A Voice for Gender Equality
The following is an excerpt from remarks by Stephen Lewis, Co-Director of AIDS-Free World, delivered at the 8th Women Ambassadors’ Luncheon A UN Agency for Women and the Democratic Republic of the Congo. Monday, November 3, 2008, 1:00 pm (EST) United Nations, NY
When I served at the United Nations in the 1980’s, out of the, then, 159 Member States, there were three represented by women Ambassadors. One of them was the formidable feminist and quite wonderful human being, Dame Nita Barrow of Barbados. So highly did many of us think of Dame Nita, and so anxious was she to serve the world, that she was persuaded to run for the post of President of the General Assembly.
She lost. She lost to a male foreign minister, of one-tenth her competence and capacity. She lost, in part, because she was a mere Ambassador and he was a foreign minister. But mostly — and everybody knew it — she lost because she was a woman.
At the time, incredibly enough, there had not yet been appointed, since the beginning of the United Nations — a span of forty years — a single permanent Under-Secretary General who was a woman.
Things have obviously improved. But we’re still achingly far removed from gender parity in the senior positions of the United Nations system. We have failed internally, we have failed externally, and no one should derive any special solace from the incremental progress over the years.

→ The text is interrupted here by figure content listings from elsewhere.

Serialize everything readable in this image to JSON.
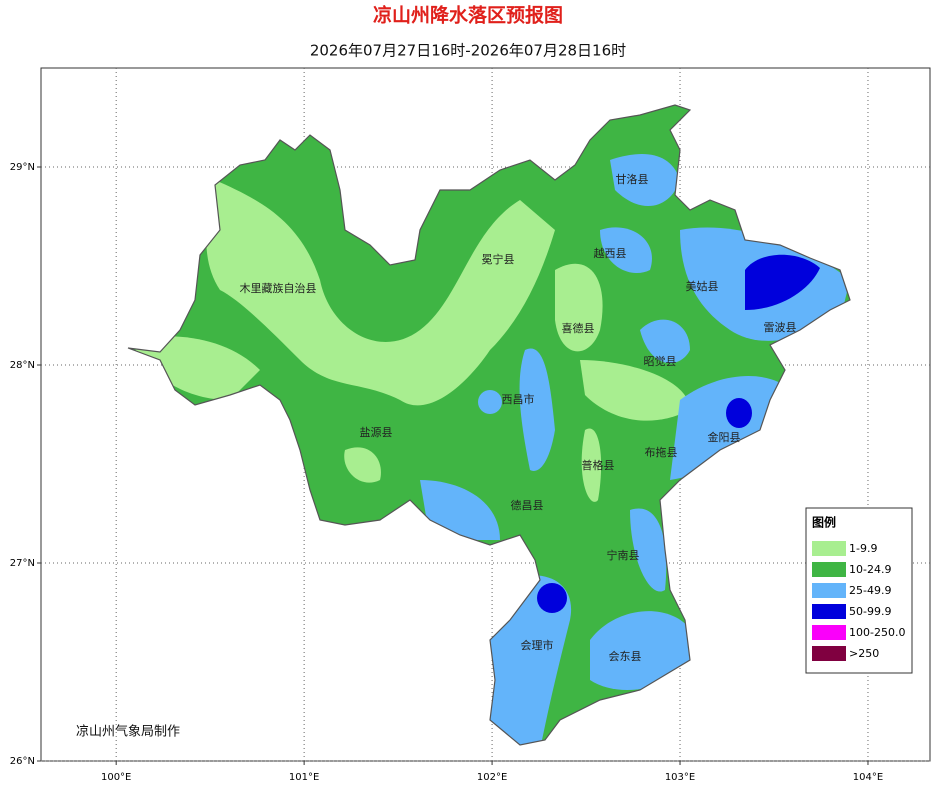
{
  "header": {
    "title": "凉山州降水落区预报图",
    "subtitle": "2026年07月27日16时-2026年07月28日16时"
  },
  "map": {
    "xlim": [
      99.6,
      104.33
    ],
    "ylim": [
      26,
      29.5
    ],
    "xticks": [
      {
        "value": 100,
        "label": "100°E"
      },
      {
        "value": 101,
        "label": "101°E"
      },
      {
        "value": 102,
        "label": "102°E"
      },
      {
        "value": 103,
        "label": "103°E"
      },
      {
        "value": 104,
        "label": "104°E"
      }
    ],
    "yticks": [
      {
        "value": 26,
        "label": "26°N"
      },
      {
        "value": 27,
        "label": "27°N"
      },
      {
        "value": 28,
        "label": "28°N"
      },
      {
        "value": 29,
        "label": "29°N"
      }
    ],
    "grid": true
  },
  "places": [
    "甘洛县",
    "越西县",
    "冕宁县",
    "美姑县",
    "木里藏族自治县",
    "喜德县",
    "雷波县",
    "昭觉县",
    "西昌市",
    "金阳县",
    "盐源县",
    "布拖县",
    "普格县",
    "德昌县",
    "宁南县",
    "会理市",
    "会东县"
  ],
  "legend": {
    "title": "图例",
    "items": [
      {
        "label": "1-9.9",
        "color": "#a8ee90"
      },
      {
        "label": "10-24.9",
        "color": "#3fb544"
      },
      {
        "label": "25-49.9",
        "color": "#63b4fa"
      },
      {
        "label": "50-99.9",
        "color": "#0000dc"
      },
      {
        "label": "100-250.0",
        "color": "#fa00fa"
      },
      {
        "label": ">250",
        "color": "#800040"
      }
    ]
  },
  "credit": "凉山州气象局制作"
}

So clear is the failure, especially in the lamentable record of the United Nations on women’s rights around the world that, as you all know, a High-Level Panel on System-Wide Coherence recommended, in the fall of 2006, the creation of a new international agency for women. It’s useful to recall the words of the Panel: “ The message is clear: While the UN remains a key actor in supporting countries to achieve gender equality and women’s empowerment, there is a strong sense that the UN’s contribution has been incoherent, under-resourced and fragmented.”